Abrams sees the focus on people coming together as the most important aspect of the entire film. He noted, "To tell a story that is, of course, a giant spectacle with a blockbuster wrapping, the thing that mattered to me more than the amazing effects -- which I'd say are the best work [visual effects company Industrial Light & Magic] has ever done, all the departments going beyond expectations -- the thing that matters the most in the film is the people who are sitting here and what you're watching and the eyes of the characters and the heart of the characters.

"For me, rather than give away themes that Chris and I talked about doing from the beginning and what the specifics were... it's really about hope and it's about coming back to a sense of possibility, about unity. If Star Wars can't do that for us, I don't know what can."

"I'm still so grateful for that call from [Kathleen Kennedy]. The truth is that there's the movie that you know you're presenting to the world and then there's the thing that you're doing, not necessarily secretively, but meaningfully." Abrams went on to say, "We live in a crazy world in a crazy time. Star Wars for me was about hope and it was about community. It was about the underdog and bringing people together.
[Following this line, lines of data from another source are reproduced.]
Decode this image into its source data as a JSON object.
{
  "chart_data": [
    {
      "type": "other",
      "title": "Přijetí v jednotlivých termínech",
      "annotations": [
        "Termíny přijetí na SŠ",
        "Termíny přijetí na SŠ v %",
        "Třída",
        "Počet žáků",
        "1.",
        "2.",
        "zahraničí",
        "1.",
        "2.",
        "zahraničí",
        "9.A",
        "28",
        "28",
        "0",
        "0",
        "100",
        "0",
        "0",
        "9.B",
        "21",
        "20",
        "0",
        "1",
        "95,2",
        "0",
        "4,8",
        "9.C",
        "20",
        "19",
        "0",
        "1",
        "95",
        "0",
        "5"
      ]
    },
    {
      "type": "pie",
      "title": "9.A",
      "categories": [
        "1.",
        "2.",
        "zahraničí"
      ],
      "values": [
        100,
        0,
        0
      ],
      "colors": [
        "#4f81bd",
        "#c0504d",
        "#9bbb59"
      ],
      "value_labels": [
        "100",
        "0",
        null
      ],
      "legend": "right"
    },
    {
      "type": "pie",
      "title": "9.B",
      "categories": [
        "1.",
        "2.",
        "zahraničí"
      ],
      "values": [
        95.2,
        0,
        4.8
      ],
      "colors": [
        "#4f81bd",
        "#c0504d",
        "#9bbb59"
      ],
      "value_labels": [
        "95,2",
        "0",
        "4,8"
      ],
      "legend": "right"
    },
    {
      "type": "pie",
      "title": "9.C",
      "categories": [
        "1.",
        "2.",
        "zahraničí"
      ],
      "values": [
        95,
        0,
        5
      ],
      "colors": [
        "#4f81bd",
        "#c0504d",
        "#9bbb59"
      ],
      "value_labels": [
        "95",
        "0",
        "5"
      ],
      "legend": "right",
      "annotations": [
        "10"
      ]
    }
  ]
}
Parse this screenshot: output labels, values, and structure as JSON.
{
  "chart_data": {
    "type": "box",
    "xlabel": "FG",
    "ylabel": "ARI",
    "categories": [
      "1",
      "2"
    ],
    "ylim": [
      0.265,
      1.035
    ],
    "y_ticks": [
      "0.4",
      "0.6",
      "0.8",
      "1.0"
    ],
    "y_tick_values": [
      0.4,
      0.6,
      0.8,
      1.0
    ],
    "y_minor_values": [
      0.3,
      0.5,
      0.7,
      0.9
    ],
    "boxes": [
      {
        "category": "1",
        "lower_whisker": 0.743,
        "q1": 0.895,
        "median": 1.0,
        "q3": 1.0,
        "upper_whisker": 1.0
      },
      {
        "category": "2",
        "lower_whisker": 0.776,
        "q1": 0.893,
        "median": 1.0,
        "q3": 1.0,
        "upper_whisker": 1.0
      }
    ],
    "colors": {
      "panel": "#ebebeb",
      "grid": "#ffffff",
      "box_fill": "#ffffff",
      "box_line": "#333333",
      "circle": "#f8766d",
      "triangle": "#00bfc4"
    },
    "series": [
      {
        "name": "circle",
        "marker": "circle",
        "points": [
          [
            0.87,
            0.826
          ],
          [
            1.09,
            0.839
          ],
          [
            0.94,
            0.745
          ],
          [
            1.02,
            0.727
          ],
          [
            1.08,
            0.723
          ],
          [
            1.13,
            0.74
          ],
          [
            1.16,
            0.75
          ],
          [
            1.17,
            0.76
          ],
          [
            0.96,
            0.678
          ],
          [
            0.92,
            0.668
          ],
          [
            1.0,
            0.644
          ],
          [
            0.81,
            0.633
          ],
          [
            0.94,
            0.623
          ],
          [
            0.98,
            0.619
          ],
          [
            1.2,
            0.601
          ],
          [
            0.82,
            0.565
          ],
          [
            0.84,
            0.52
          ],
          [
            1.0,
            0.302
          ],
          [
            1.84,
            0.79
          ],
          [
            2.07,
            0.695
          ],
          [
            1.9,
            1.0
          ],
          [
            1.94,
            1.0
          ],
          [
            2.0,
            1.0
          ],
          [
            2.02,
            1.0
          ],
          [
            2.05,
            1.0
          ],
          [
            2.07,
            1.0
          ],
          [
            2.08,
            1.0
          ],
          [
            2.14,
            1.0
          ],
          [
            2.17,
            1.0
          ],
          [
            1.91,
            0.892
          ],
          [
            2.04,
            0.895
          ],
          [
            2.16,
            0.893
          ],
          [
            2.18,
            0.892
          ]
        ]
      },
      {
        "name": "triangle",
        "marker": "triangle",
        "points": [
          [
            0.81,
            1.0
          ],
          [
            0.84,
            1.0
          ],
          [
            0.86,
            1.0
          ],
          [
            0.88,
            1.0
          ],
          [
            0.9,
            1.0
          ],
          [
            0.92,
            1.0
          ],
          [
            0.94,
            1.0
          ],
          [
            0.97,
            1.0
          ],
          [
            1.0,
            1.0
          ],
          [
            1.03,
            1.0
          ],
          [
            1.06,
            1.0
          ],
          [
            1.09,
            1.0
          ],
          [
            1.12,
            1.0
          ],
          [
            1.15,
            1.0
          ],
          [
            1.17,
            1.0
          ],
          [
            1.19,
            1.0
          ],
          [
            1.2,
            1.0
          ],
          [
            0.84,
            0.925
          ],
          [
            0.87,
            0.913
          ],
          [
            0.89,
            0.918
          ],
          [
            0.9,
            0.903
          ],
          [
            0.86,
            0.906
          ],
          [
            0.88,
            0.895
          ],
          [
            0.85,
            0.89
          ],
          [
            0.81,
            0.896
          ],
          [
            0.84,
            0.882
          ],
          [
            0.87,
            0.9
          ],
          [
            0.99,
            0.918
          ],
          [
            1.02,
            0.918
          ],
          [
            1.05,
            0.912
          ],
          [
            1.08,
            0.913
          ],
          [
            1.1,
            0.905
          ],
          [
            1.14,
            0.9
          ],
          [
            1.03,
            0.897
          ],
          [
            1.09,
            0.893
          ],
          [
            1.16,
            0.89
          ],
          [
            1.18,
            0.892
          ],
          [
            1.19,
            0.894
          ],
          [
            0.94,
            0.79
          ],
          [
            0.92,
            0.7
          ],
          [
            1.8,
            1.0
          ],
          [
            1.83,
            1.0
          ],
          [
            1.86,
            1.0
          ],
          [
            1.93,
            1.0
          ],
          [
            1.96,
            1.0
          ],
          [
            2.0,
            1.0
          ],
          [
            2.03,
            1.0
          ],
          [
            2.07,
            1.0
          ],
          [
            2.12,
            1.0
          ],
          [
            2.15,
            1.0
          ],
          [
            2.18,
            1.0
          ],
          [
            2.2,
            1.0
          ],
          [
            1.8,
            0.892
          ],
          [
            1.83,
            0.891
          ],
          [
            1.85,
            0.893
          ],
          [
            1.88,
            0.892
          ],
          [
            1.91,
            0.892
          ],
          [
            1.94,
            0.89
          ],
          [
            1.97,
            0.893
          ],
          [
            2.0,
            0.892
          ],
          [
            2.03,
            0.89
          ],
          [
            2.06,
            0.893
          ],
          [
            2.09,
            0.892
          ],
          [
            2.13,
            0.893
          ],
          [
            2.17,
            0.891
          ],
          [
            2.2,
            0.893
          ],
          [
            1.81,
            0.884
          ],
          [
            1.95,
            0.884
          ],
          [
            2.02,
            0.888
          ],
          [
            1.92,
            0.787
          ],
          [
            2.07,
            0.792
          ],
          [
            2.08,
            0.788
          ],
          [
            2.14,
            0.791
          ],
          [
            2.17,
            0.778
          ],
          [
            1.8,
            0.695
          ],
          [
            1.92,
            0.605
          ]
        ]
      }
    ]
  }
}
To see all oddballs represented and the most unlikely of people in the most unlikely of places, and the family you make being really your family."

Directed and co-written by J.J. Abrams, Star Wars: The Rise of Skywalker stars Daisy Ridley, Adam Driver, John Boyega, Oscar Isaac, Lupita Nyong’o, Domhnall Gleeson, Kelly Marie Tran, Joonas Suotamo, Billie Lourd, Keri Russell, Anthony Daniels, Mark Hamill, Billy Dee Williams and Carrie Fisher, with Naomi Ackie and Richard E. Grant. The film arrives on Dec. 20.